The House with a Clock in Its Walls

A wholesome magical adventure with diesel- and steampunk elements.

The House with a Clock in Its Walls

I know I’m rather late to the part with a review of this most excellent diesel-steam movie, but it has only just appeared on Netflix (in Belgium); a fine time to remind the world that this fine film is indeed out there.

First of all, I have not yet read the book, so I couldn’t say how well it has translated to screen. But I will say that regardless of its written word origins, this film is everything I expect from a genre film. It’s adventurous, fun, there’s magic and mischief and monsters coupled with a setting that is both dieselpunk and steampunk. Set in the 1950s, it has that splendid midcentury feel with fashions of the era, oldtimer cars and diners.

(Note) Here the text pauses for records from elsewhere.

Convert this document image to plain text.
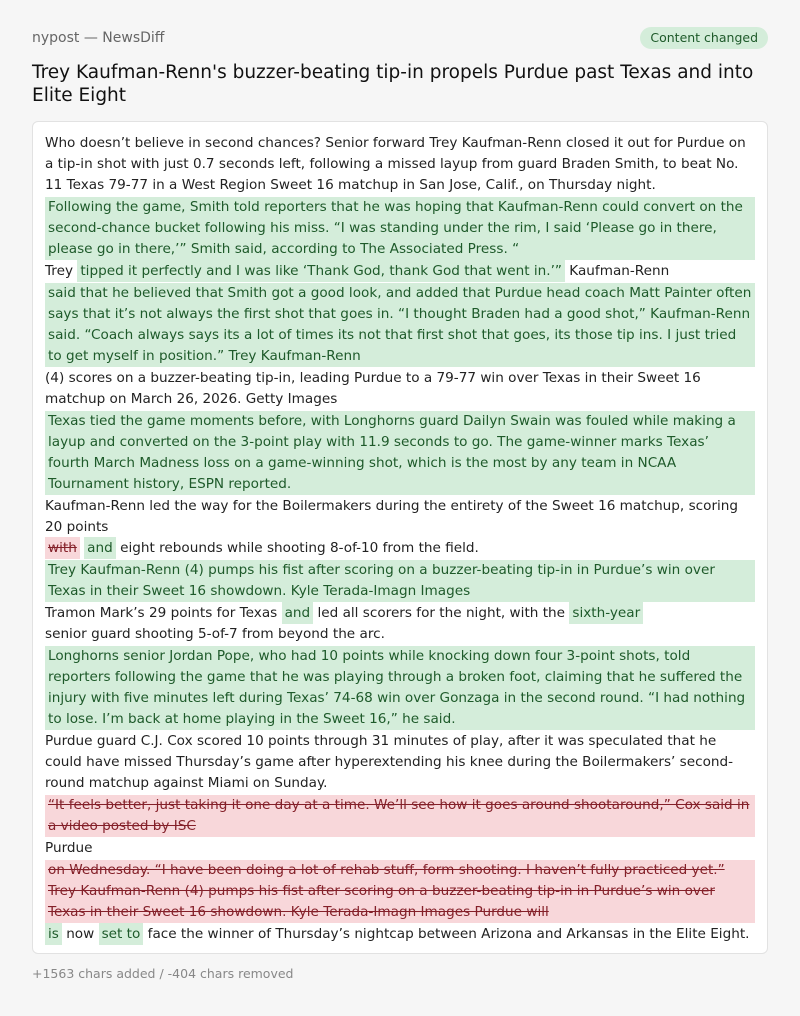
nypost — NewsDiff	Content changed
Trey Kaufman-Renn's buzzer-beating tip-in propels Purdue past Texas and into Elite Eight
Who doesn’t believe in second chances? Senior forward Trey Kaufman-Renn closed it out for Purdue on a tip-in shot with just 0.7 seconds left, following a missed layup from guard Braden Smith, to beat No. 11 Texas 79-77 in a West Region Sweet 16 matchup in San Jose, Calif., on Thursday night.
Following the game, Smith told reporters that he was hoping that Kaufman-Renn could convert on the second-chance bucket following his miss. “I was standing under the rim, I said ‘Please go in there, please go in there,’” Smith said, according to The Associated Press. “
Trey tipped it perfectly and I was like ‘Thank God, thank God that went in.’” Kaufman-Renn
said that he believed that Smith got a good look, and added that Purdue head coach Matt Painter often says that it’s not always the first shot that goes in. “I thought Braden had a good shot,” Kaufman-Renn said. “Coach always says its a lot of times its not that first shot that goes, its those tip ins. I just tried to get myself in position.” Trey Kaufman-Renn
(4) scores on a buzzer-beating tip-in, leading Purdue to a 79-77 win over Texas in their Sweet 16 matchup on March 26, 2026. Getty Images
Texas tied the game moments before, with Longhorns guard Dailyn Swain was fouled while making a layup and converted on the 3-point play with 11.9 seconds to go. The game-winner marks Texas’ fourth March Madness loss on a game-winning shot, which is the most by any team in NCAA Tournament history, ESPN reported.
Kaufman-Renn led the way for the Boilermakers during the entirety of the Sweet 16 matchup, scoring 20 points
with and eight rebounds while shooting 8-of-10 from the field.
Trey Kaufman-Renn (4) pumps his fist after scoring on a buzzer-beating tip-in in Purdue’s win over Texas in their Sweet 16 showdown. Kyle Terada-Imagn Images
Tramon Mark’s 29 points for Texas and led all scorers for the night, with the sixth-year
senior guard shooting 5-of-7 from beyond the arc.
Longhorns senior Jordan Pope, who had 10 points while knocking down four 3-point shots, told reporters following the game that he was playing through a broken foot, claiming that he suffered the injury with five minutes left during Texas’ 74-68 win over Gonzaga in the second round. “I had nothing to lose. I’m back at home playing in the Sweet 16,” he said.
Purdue guard C.J. Cox scored 10 points through 31 minutes of play, after it was speculated that he could have missed Thursday’s game after hyperextending his knee during the Boilermakers’ second-round matchup against Miami on Sunday.
“It feels better, just taking it one day at a time. We’ll see how it goes around shootaround,” Cox said in a video posted by ISC
Purdue
on Wednesday. “I have been doing a lot of rehab stuff, form shooting. I haven’t fully practiced yet.” Trey Kaufman-Renn (4) pumps his fist after scoring on a buzzer-beating tip-in in Purdue’s win over Texas in their Sweet 16 showdown. Kyle Terada-Imagn Images Purdue will
is now set to face the winner of Thursday’s nightcap between Arizona and Arkansas in the Elite Eight.
+1563 chars added / -404 chars removed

Aside from that, it also has a magical house, a sentient chair, warlocks and witches and bad guys. It is wholesome, the kind of movie that makes you smile — and we could all do with more of that these days.

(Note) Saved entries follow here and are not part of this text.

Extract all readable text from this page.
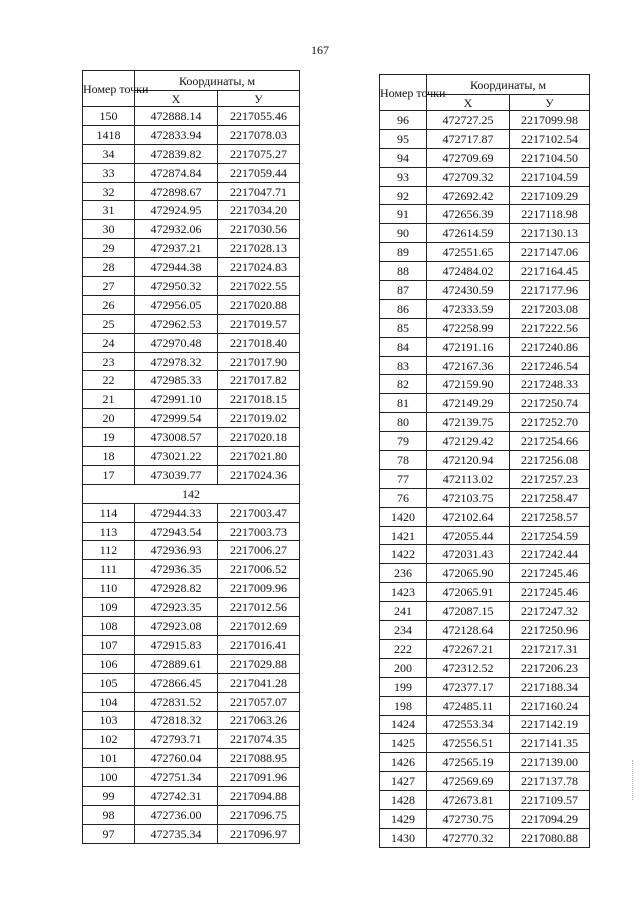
167
Номер точки	Координаты, м	
	X	У
150	472888.14	2217055.46
1418	472833.94	2217078.03
34	472839.82	2217075.27
33	472874.84	2217059.44
32	472898.67	2217047.71
31	472924.95	2217034.20
30	472932.06	2217030.56
29	472937.21	2217028.13
28	472944.38	2217024.83
27	472950.32	2217022.55
26	472956.05	2217020.88
25	472962.53	2217019.57
24	472970.48	2217018.40
23	472978.32	2217017.90
22	472985.33	2217017.82
21	472991.10	2217018.15
20	472999.54	2217019.02
19	473008.57	2217020.18
18	473021.22	2217021.80
17	473039.77	2217024.36
142		
114	472944.33	2217003.47
113	472943.54	2217003.73
112	472936.93	2217006.27
111	472936.35	2217006.52
110	472928.82	2217009.96
109	472923.35	2217012.56
108	472923.08	2217012.69
107	472915.83	2217016.41
106	472889.61	2217029.88
105	472866.45	2217041.28
104	472831.52	2217057.07
103	472818.32	2217063.26
102	472793.71	2217074.35
101	472760.04	2217088.95
100	472751.34	2217091.96
99	472742.31	2217094.88
98	472736.00	2217096.75
97	472735.34	2217096.97
Номер точки	Координаты, м	
	X	У
96	472727.25	2217099.98
95	472717.87	2217102.54
94	472709.69	2217104.50
93	472709.32	2217104.59
92	472692.42	2217109.29
91	472656.39	2217118.98
90	472614.59	2217130.13
89	472551.65	2217147.06
88	472484.02	2217164.45
87	472430.59	2217177.96
86	472333.59	2217203.08
85	472258.99	2217222.56
84	472191.16	2217240.86
83	472167.36	2217246.54
82	472159.90	2217248.33
81	472149.29	2217250.74
80	472139.75	2217252.70
79	472129.42	2217254.66
78	472120.94	2217256.08
77	472113.02	2217257.23
76	472103.75	2217258.47
1420	472102.64	2217258.57
1421	472055.44	2217254.59
1422	472031.43	2217242.44
236	472065.90	2217245.46
1423	472065.91	2217245.46
241	472087.15	2217247.32
234	472128.64	2217250.96
222	472267.21	2217217.31
200	472312.52	2217206.23
199	472377.17	2217188.34
198	472485.11	2217160.24
1424	472553.34	2217142.19
1425	472556.51	2217141.35
1426	472565.19	2217139.00
1427	472569.69	2217137.78
1428	472673.81	2217109.57
1429	472730.75	2217094.29
1430	472770.32	2217080.88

All the actors do an amazing job portraying their characters. Jack Black has been perfectly cast as the oddball uncle Jonathan Barnavelt (but playing lovable oddballs seems to be Black’s forté). The same can be said of Cate Blanchett in the role of the purple-loving witch Florence Zimmerman and Owen Vaccaro as the young lead, Lewis. The combination of the right cast, impressive visuals and a fine story make this so good, and for sure a movie I would recommend.